Bañarse sobre las fosas del Gulag: el lago ruso donde el horror soviético se niega a ser enterrado

A simple vista, el lago de Yemva parece una postal veraniega idílica en la República de Komi, a más de mil kilómetros al noreste de Moscú: aguas tranquilas, cisnes y familias buscando un respiro del calor. Sin embargo, bajo la arena yace una realidad perturbadora. Lo que hoy funciona como balneario popular fue concebido sobre una fosa común del sistema penitenciario del Gulag soviético. Durante décadas, los bañistas han convivido con un secreto a voces: la corriente y la erosión continúan empujando restos óseos humanos hasta la orilla.
Un balneario levantado sobre la muerte
El origen de este enclave se remonta a los años ochenta, cuando una constructora local excavó el terreno para habilitar una playa artificial con sombrillas y vestidores, alimentada por manantiales subterráneos. Pese a que las excavadoras desenterraron madera de ataúdes y restos humanos desde el primer momento, la obra nunca se detuvo. Yemva —cuyo nombre irónicamente significa «agua limpia» en lengua local— creció a partir de un campo de trabajo forzado fundado en 1928, donde miles de prisioneros talaban bosques subárticos a temperaturas de hasta -50 °C bajo condiciones inhumanas para construir vías ferroviarias.
El debate sobre este cementerio clandestino resurgió con fuerza tras un incendio forestal en 2021, cuando los bomberos hallaron nuevas osamentas en la superficie. Investigadores locales e historiadores especializados en la represión soviética, como Grigory Spichak e Igor Sazhin, acudieron a la cantera y confirmaron la presencia inmediata de costillas y huesos pélvicos. No obstante, las autoridades judiciales cerraron el caso argumentando «ausencia de delito» debido a la antigüedad de los restos, negándose a catalogar formalmente el predio como una fosa del Gulag.
El cerco oficial a la memoria histórica
Lejos de identificar la zona o brindar una sepultura digna a las víctimas, la respuesta institucional ha sido la omisión deliberada. Historiadores y activistas como Orest Romanko han denunciado que los cuerpos fueron sepultados apresuradamente sin ropa ni calzado, a la profundidad de una pala. Pese a las solicitudes formales para instalar al menos una cruz conmemorativa, los tribunales regionales han bloqueado los dictámenes que exigían exhumar los restos y acondicionar el lugar con el debido respeto memorial.
Esta inacción no es un hecho aislado, sino parte de una política sistemática en la Rusia actual, donde rememorar los crímenes del régimen de Joseph Stalin es considerado un tema tabú y castigado con rigor.

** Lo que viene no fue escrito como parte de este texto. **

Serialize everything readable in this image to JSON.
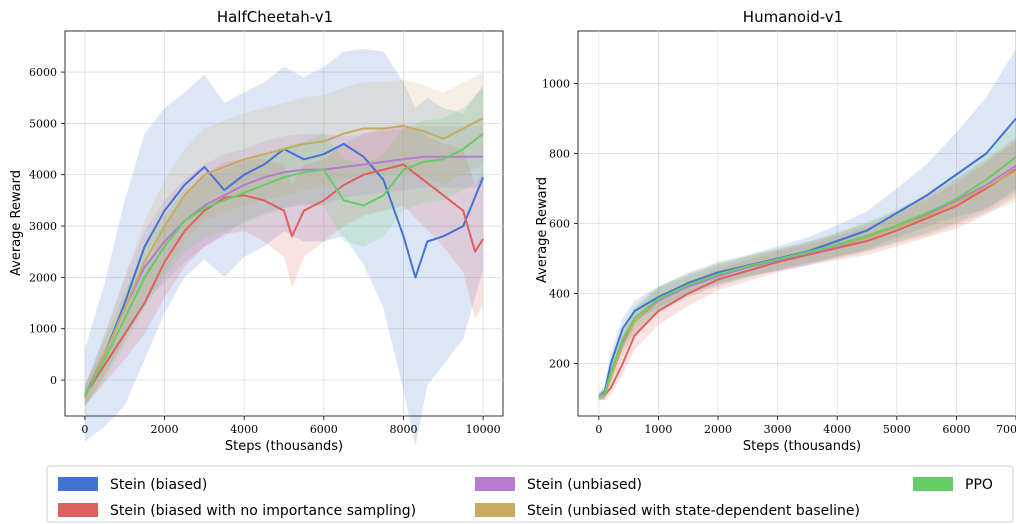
{
  "chart_data": [
    {
      "type": "line",
      "title": "HalfCheetah-v1",
      "xlabel": "Steps (thousands)",
      "ylabel": "Average Reward",
      "xlim": [
        -500,
        10500
      ],
      "ylim": [
        -700,
        6800
      ],
      "xticks": [
        0,
        2000,
        4000,
        6000,
        8000,
        10000
      ],
      "yticks": [
        0,
        1000,
        2000,
        3000,
        4000,
        5000,
        6000
      ],
      "grid": true,
      "series": [
        {
          "name": "Stein (biased)",
          "color": "#4472d4",
          "x": [
            0,
            500,
            1000,
            1500,
            2000,
            2500,
            3000,
            3500,
            4000,
            4500,
            5000,
            5500,
            6000,
            6500,
            7000,
            7500,
            8000,
            8300,
            8600,
            9000,
            9500,
            10000
          ],
          "y": [
            -300,
            500,
            1500,
            2600,
            3300,
            3800,
            4150,
            3700,
            4000,
            4200,
            4500,
            4300,
            4400,
            4600,
            4350,
            3900,
            2800,
            2000,
            2700,
            2800,
            3000,
            3950
          ],
          "band": [
            900,
            1400,
            2000,
            2200,
            2000,
            1800,
            1800,
            1700,
            1600,
            1600,
            1600,
            1600,
            1700,
            1800,
            2100,
            2500,
            3000,
            3300,
            2800,
            2500,
            2200,
            1800
          ]
        },
        {
          "name": "Stein (biased with no importance sampling)",
          "color": "#e06060",
          "x": [
            0,
            500,
            1000,
            1500,
            2000,
            2500,
            3000,
            3500,
            4000,
            4500,
            5000,
            5200,
            5500,
            6000,
            6500,
            7000,
            7500,
            8000,
            8500,
            9000,
            9500,
            9800,
            10000
          ],
          "y": [
            -300,
            300,
            900,
            1500,
            2300,
            2900,
            3300,
            3550,
            3600,
            3500,
            3300,
            2800,
            3300,
            3500,
            3800,
            4000,
            4100,
            4200,
            3900,
            3600,
            3300,
            2500,
            2750
          ],
          "band": [
            200,
            350,
            500,
            600,
            700,
            700,
            700,
            700,
            700,
            800,
            900,
            1000,
            900,
            800,
            800,
            800,
            800,
            800,
            900,
            1000,
            1200,
            1300,
            1300
          ]
        },
        {
          "name": "Stein (unbiased)",
          "color": "#b57cd0",
          "x": [
            0,
            500,
            1000,
            1500,
            2000,
            2500,
            3000,
            3500,
            4000,
            4500,
            5000,
            5500,
            6000,
            6500,
            7000,
            7500,
            8000,
            8500,
            9000,
            9500,
            10000
          ],
          "y": [
            -300,
            500,
            1400,
            2200,
            2700,
            3100,
            3400,
            3600,
            3800,
            3950,
            4050,
            4100,
            4100,
            4150,
            4200,
            4250,
            4300,
            4350,
            4350,
            4350,
            4350
          ],
          "band": [
            200,
            400,
            600,
            700,
            800,
            800,
            800,
            800,
            700,
            700,
            700,
            700,
            700,
            600,
            600,
            600,
            600,
            600,
            600,
            600,
            600
          ]
        },
        {
          "name": "Stein (unbiased with state-dependent baseline)",
          "color": "#c8ab63",
          "x": [
            0,
            500,
            1000,
            1500,
            2000,
            2500,
            3000,
            3500,
            4000,
            4500,
            5000,
            5500,
            6000,
            6500,
            7000,
            7500,
            8000,
            8500,
            9000,
            9500,
            10000
          ],
          "y": [
            -350,
            500,
            1400,
            2300,
            3000,
            3600,
            4000,
            4150,
            4300,
            4400,
            4500,
            4600,
            4650,
            4800,
            4900,
            4900,
            4950,
            4850,
            4700,
            4900,
            5100
          ],
          "band": [
            200,
            400,
            600,
            800,
            900,
            900,
            900,
            900,
            900,
            900,
            900,
            900,
            900,
            900,
            900,
            900,
            900,
            900,
            900,
            900,
            900
          ]
        },
        {
          "name": "PPO",
          "color": "#66cc66",
          "x": [
            0,
            500,
            1000,
            1500,
            2000,
            2500,
            3000,
            3500,
            4000,
            4500,
            5000,
            5500,
            6000,
            6500,
            7000,
            7500,
            8000,
            8500,
            9000,
            9500,
            10000
          ],
          "y": [
            -300,
            400,
            1200,
            2000,
            2600,
            3100,
            3350,
            3500,
            3650,
            3800,
            3950,
            4050,
            4100,
            3500,
            3400,
            3600,
            4100,
            4250,
            4300,
            4500,
            4800
          ],
          "band": [
            200,
            400,
            500,
            600,
            600,
            600,
            600,
            600,
            600,
            600,
            600,
            600,
            700,
            800,
            800,
            800,
            800,
            800,
            800,
            800,
            900
          ]
        }
      ]
    },
    {
      "type": "line",
      "title": "Humanoid-v1",
      "xlabel": "Steps (thousands)",
      "ylabel": "Average Reward",
      "xlim": [
        -350,
        7000
      ],
      "ylim": [
        50,
        1150
      ],
      "xticks": [
        0,
        1000,
        2000,
        3000,
        4000,
        5000,
        6000,
        7000
      ],
      "yticks": [
        200,
        400,
        600,
        800,
        1000
      ],
      "grid": true,
      "series": [
        {
          "name": "Stein (biased)",
          "color": "#4472d4",
          "x": [
            0,
            100,
            200,
            400,
            600,
            1000,
            1500,
            2000,
            2500,
            3000,
            3500,
            4000,
            4500,
            5000,
            5500,
            6000,
            6500,
            7000
          ],
          "y": [
            105,
            120,
            200,
            300,
            350,
            390,
            430,
            460,
            480,
            500,
            520,
            550,
            580,
            630,
            680,
            740,
            800,
            900
          ],
          "band": [
            10,
            20,
            30,
            30,
            30,
            30,
            30,
            30,
            30,
            35,
            40,
            45,
            55,
            70,
            90,
            120,
            160,
            200
          ]
        },
        {
          "name": "Stein (biased with no importance sampling)",
          "color": "#e06060",
          "x": [
            0,
            100,
            200,
            400,
            600,
            1000,
            1500,
            2000,
            2500,
            3000,
            3500,
            4000,
            4500,
            5000,
            5500,
            6000,
            6500,
            7000
          ],
          "y": [
            105,
            110,
            130,
            200,
            280,
            350,
            400,
            440,
            465,
            490,
            510,
            530,
            550,
            580,
            615,
            650,
            700,
            755
          ],
          "band": [
            10,
            15,
            20,
            30,
            40,
            40,
            35,
            30,
            30,
            30,
            30,
            35,
            40,
            45,
            55,
            65,
            75,
            80
          ]
        },
        {
          "name": "Stein (unbiased)",
          "color": "#b57cd0",
          "x": [
            0,
            100,
            200,
            400,
            600,
            1000,
            1500,
            2000,
            2500,
            3000,
            3500,
            4000,
            4500,
            5000,
            5500,
            6000,
            6500,
            7000
          ],
          "y": [
            105,
            115,
            170,
            260,
            320,
            380,
            420,
            450,
            475,
            495,
            515,
            535,
            560,
            590,
            625,
            665,
            710,
            765
          ],
          "band": [
            10,
            15,
            25,
            30,
            35,
            35,
            30,
            30,
            30,
            30,
            30,
            35,
            40,
            45,
            55,
            65,
            75,
            80
          ]
        },
        {
          "name": "Stein (unbiased with state-dependent baseline)",
          "color": "#c8ab63",
          "x": [
            0,
            100,
            200,
            400,
            600,
            1000,
            1500,
            2000,
            2500,
            3000,
            3500,
            4000,
            4500,
            5000,
            5500,
            6000,
            6500,
            7000
          ],
          "y": [
            105,
            112,
            160,
            250,
            320,
            385,
            425,
            455,
            478,
            498,
            518,
            538,
            560,
            590,
            620,
            660,
            705,
            750
          ],
          "band": [
            10,
            15,
            25,
            30,
            35,
            35,
            30,
            30,
            30,
            30,
            30,
            35,
            40,
            45,
            55,
            65,
            75,
            90
          ]
        },
        {
          "name": "PPO",
          "color": "#66cc66",
          "x": [
            0,
            100,
            200,
            400,
            600,
            1000,
            1500,
            2000,
            2500,
            3000,
            3500,
            4000,
            4500,
            5000,
            5500,
            6000,
            6500,
            7000
          ],
          "y": [
            105,
            114,
            175,
            270,
            330,
            385,
            425,
            455,
            478,
            498,
            518,
            540,
            565,
            595,
            630,
            670,
            725,
            790
          ],
          "band": [
            10,
            15,
            25,
            30,
            35,
            35,
            30,
            30,
            30,
            30,
            30,
            35,
            40,
            45,
            55,
            65,
            80,
            100
          ]
        }
      ]
    }
  ],
  "legend": {
    "items": [
      {
        "label": "Stein (biased)",
        "color": "#4472d4"
      },
      {
        "label": "Stein (biased with no importance sampling)",
        "color": "#e06060"
      },
      {
        "label": "Stein (unbiased)",
        "color": "#b57cd0"
      },
      {
        "label": "Stein (unbiased with state-dependent baseline)",
        "color": "#c8ab63"
      },
      {
        "label": "PPO",
        "color": "#66cc66"
      }
    ]
  }
}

En los últimos años, el Estado ha clausurado el Museo de Historia del Gulag en Moscú, reclasificó los expedientes de víctimas como archivos reservados y declaró como «organizaciones extremistas» a entidades dedicadas a los derechos humanos y la memoria como Memorial y el centro cultural Revolt Centre en Komi.
El peso del silencio social
El estigma de las purgas continúa fracturando a la comunidad. De acuerdo con analistas y periodistas locales de la región, persiste una profunda vergüenza internalizada entre las familias locales, muchas de las cuales descienden tanto de prisioneros como de custodios del antiguo campo penal. Recientemente, las autoridades colocaron un letrero de advertencia que prohíbe nadar en el lago; sin embargo, en los días calurosos, los residentes siguen zambulléndose en las aguas, ignorando las señales y conviviendo con la perturbadora estampa de nadar, literalmente, entre los huesos de la historia.